Over the last few years, Kingston sisters have ran their way to cross country provincial and national championship honours and have represented Canada on the international stage.
The MacDougall sisters, Branna, 21 and Brogan, 19, have accomplished some of those championships on home soil, the popular cross country course adjacent to Fort Henry, and doing it for Queen’s, their home town university.
At the USports cross country national championships on Nov. 9 at Fort Henry Branna finished third in the race with Brogan coming in a close fifth. Their performance, along with high finishes by teammates Marley Beckett, Tori Bouck and Kara Blair earned the Queen’s Gaels only 53 points (adding up the top five finishers results) in the women’s race which in cross country running lower is better and good for first place over the Guelph Gryphons and Laval Rouge.
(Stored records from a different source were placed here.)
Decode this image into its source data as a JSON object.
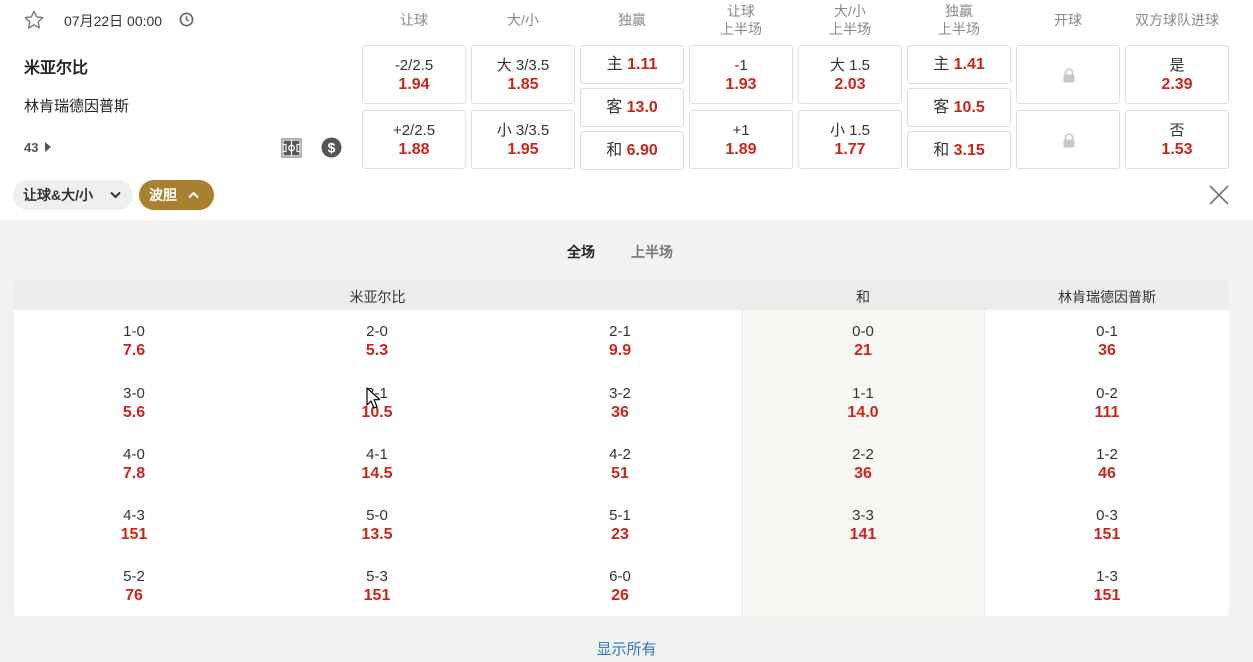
{
  "match": {
    "datetime": "07月22日 00:00",
    "home": "米亚尔比",
    "away": "林肯瑞德因普斯",
    "more_count": "43"
  },
  "columns": {
    "handicap": "让球",
    "ou": "大/小",
    "winner": "独赢",
    "h_handicap": [
      "让球",
      "上半场"
    ],
    "h_ou": [
      "大/小",
      "上半场"
    ],
    "h_winner": [
      "独赢",
      "上半场"
    ],
    "kickoff": "开球",
    "btts": "双方球队进球"
  },
  "odds": {
    "handicap": [
      {
        "line": "-2/2.5",
        "odd": "1.94"
      },
      {
        "line": "+2/2.5",
        "odd": "1.88"
      }
    ],
    "ou": [
      {
        "line": "大 3/3.5",
        "odd": "1.85"
      },
      {
        "line": "小 3/3.5",
        "odd": "1.95"
      }
    ],
    "winner": [
      {
        "label": "主",
        "odd": "1.11"
      },
      {
        "label": "客",
        "odd": "13.0"
      },
      {
        "label": "和",
        "odd": "6.90"
      }
    ],
    "h_handicap": [
      {
        "line": "-1",
        "odd": "1.93"
      },
      {
        "line": "+1",
        "odd": "1.89"
      }
    ],
    "h_ou": [
      {
        "line": "大 1.5",
        "odd": "2.03"
      },
      {
        "line": "小 1.5",
        "odd": "1.77"
      }
    ],
    "h_winner": [
      {
        "label": "主",
        "odd": "1.41"
      },
      {
        "label": "客",
        "odd": "10.5"
      },
      {
        "label": "和",
        "odd": "3.15"
      }
    ],
    "btts": [
      {
        "label": "是",
        "odd": "2.39"
      },
      {
        "label": "否",
        "odd": "1.53"
      }
    ]
  },
  "tags": {
    "tag1": "让球&大/小",
    "tag2": "波胆"
  },
  "period_tabs": [
    "全场",
    "上半场"
  ],
  "correct_score": {
    "home_header": "米亚尔比",
    "draw_header": "和",
    "away_header": "林肯瑞德因普斯",
    "home": [
      [
        {
          "s": "1-0",
          "o": "7.6"
        },
        {
          "s": "2-0",
          "o": "5.3"
        },
        {
          "s": "2-1",
          "o": "9.9"
        }
      ],
      [
        {
          "s": "3-0",
          "o": "5.6"
        },
        {
          "s": "3-1",
          "o": "10.5"
        },
        {
          "s": "3-2",
          "o": "36"
        }
      ],
      [
        {
          "s": "4-0",
          "o": "7.8"
        },
        {
          "s": "4-1",
          "o": "14.5"
        },
        {
          "s": "4-2",
          "o": "51"
        }
      ],
      [
        {
          "s": "4-3",
          "o": "151"
        },
        {
          "s": "5-0",
          "o": "13.5"
        },
        {
          "s": "5-1",
          "o": "23"
        }
      ],
      [
        {
          "s": "5-2",
          "o": "76"
        },
        {
          "s": "5-3",
          "o": "151"
        },
        {
          "s": "6-0",
          "o": "26"
        }
      ]
    ],
    "draw": [
      {
        "s": "0-0",
        "o": "21"
      },
      {
        "s": "1-1",
        "o": "14.0"
      },
      {
        "s": "2-2",
        "o": "36"
      },
      {
        "s": "3-3",
        "o": "141"
      }
    ],
    "away": [
      {
        "s": "0-1",
        "o": "36"
      },
      {
        "s": "0-2",
        "o": "111"
      },
      {
        "s": "1-2",
        "o": "46"
      },
      {
        "s": "0-3",
        "o": "151"
      },
      {
        "s": "1-3",
        "o": "151"
      }
    ]
  },
  "show_all": "显示所有",
  "colors": {
    "odds_red": "#c8261c",
    "tag_gold": "#a88030",
    "link_blue": "#2e78c2"
  },
  "icons": [
    "star-icon",
    "clock-icon",
    "pitch-icon",
    "dollar-icon",
    "lock-icon",
    "chevron-down-icon",
    "chevron-up-icon",
    "close-icon"
  ]
}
In 2018, also at Fort Henry, Brogan, a USports rookie, won the women’s race wire to wire and jogged across the finish line with a big smile on her face as hundreds of local cross country fans cheered. Branna finished ninth in that race while nursing an injury contributing to a Queen’s second place finish behind Laval.
Branna, a third year engineering student at Queen’s, has an extensive running resume including other high finishes and titles.
In 2017, Branna won the Ontario University Athletics (OUA) title and was third at the USports championship. In 2018, Branna also finished second at the OUA championship behind her sister. Brogan, a second-year applied science student, also has an lengthy championship record before attending Queen’s including a pair of national junior championships while with the local Physi-Kult running club where Branna is also a member.
In separate interviews, Branna and Brogan talk about their love for cross country running and what it’s like to run the Fort Henry course in front of a home crowd.
How did you get into cross country?
Branna: “I was just this weirdly competitive kid and I always wanted to win and be the best. I like how running is dependent on you and I really like the competitiveness of it and that really drew me in. Every time I ran I really liked being alone and I liked the solitude about it. The more and more I did it the more I liked it.”
Brogan: “I really enjoy the purity of cross country. On the track, everything is time-oriented which can be very draining since you’re worrying about your splits every 400 metres. Cross country it’s just you battling your competitors and the elements. Time becomes irrelevant because the weather is poor and the conditions on every course are different.”
Although cross country is an individual sport but at the USports level there’s a lot made of the team aspect of it. Do you like that?
Branna: “For me the individual part is the more important part but the team is a close second to that. You foster these really special relationships because you all love running. With my running friends I connect really well with them so you have this special relationship and you want to do well because they’re your best friends.”
Brogan: “In the past, I’ve always thought of cross country being an individual sport. This year, however, I got a new appreciation for team-orientated goals. I was injured going into the championship race and if I had been running for myself I wouldn’t have attempted to run USports. Since our team goal this year was so important to us all, I put aside my personal goals and ran so our team accomplish what we wanted to do.”
What do you like about running the Fort Henry course?
Branna: “It’s really fun, there’s a certain level of comfort to it. It’s my home course that I’ve run on so many times is a kind of feeling like you’re at home, that place is kind of a second home for me. It’s a comforting feeling knowing every turn, every blade of grass and to know what parts of the course really hurt and parts I can get going on.”
Brogan: “I love everything about Fort Henry. Its weather is always brutal, the course is always muddy and the course itself grinds you up, but that adds so much more fun to the race. Clive Morgan and the Physi-Kult team have done an incredible job hosting championships there for the past six years, I know a lot of runners, including myself, are going to miss running there.”
What kind of support from the Kingston community have you had?
Branna: “The main support I have is through my club Physi-Kult. The club is headed by Steve Boyd and Clive Morgan, all the masters athletes and all the other high school athletes who have gone through it that was my saving grace growing up and that’s where I feel I’ve been most supported.”
Brogan: I know a lot of people were out there cheering us on Saturday Nov. 9 which is always amazing to see. I had an experience a few days later, where I was seeing the doctor and was explaining to a nurse how our team had just won USports and a man waiting to see the doctor began cheering. It was interesting to see that the support in the Kingston community runs a lot deeper than we realize a lot of the time.”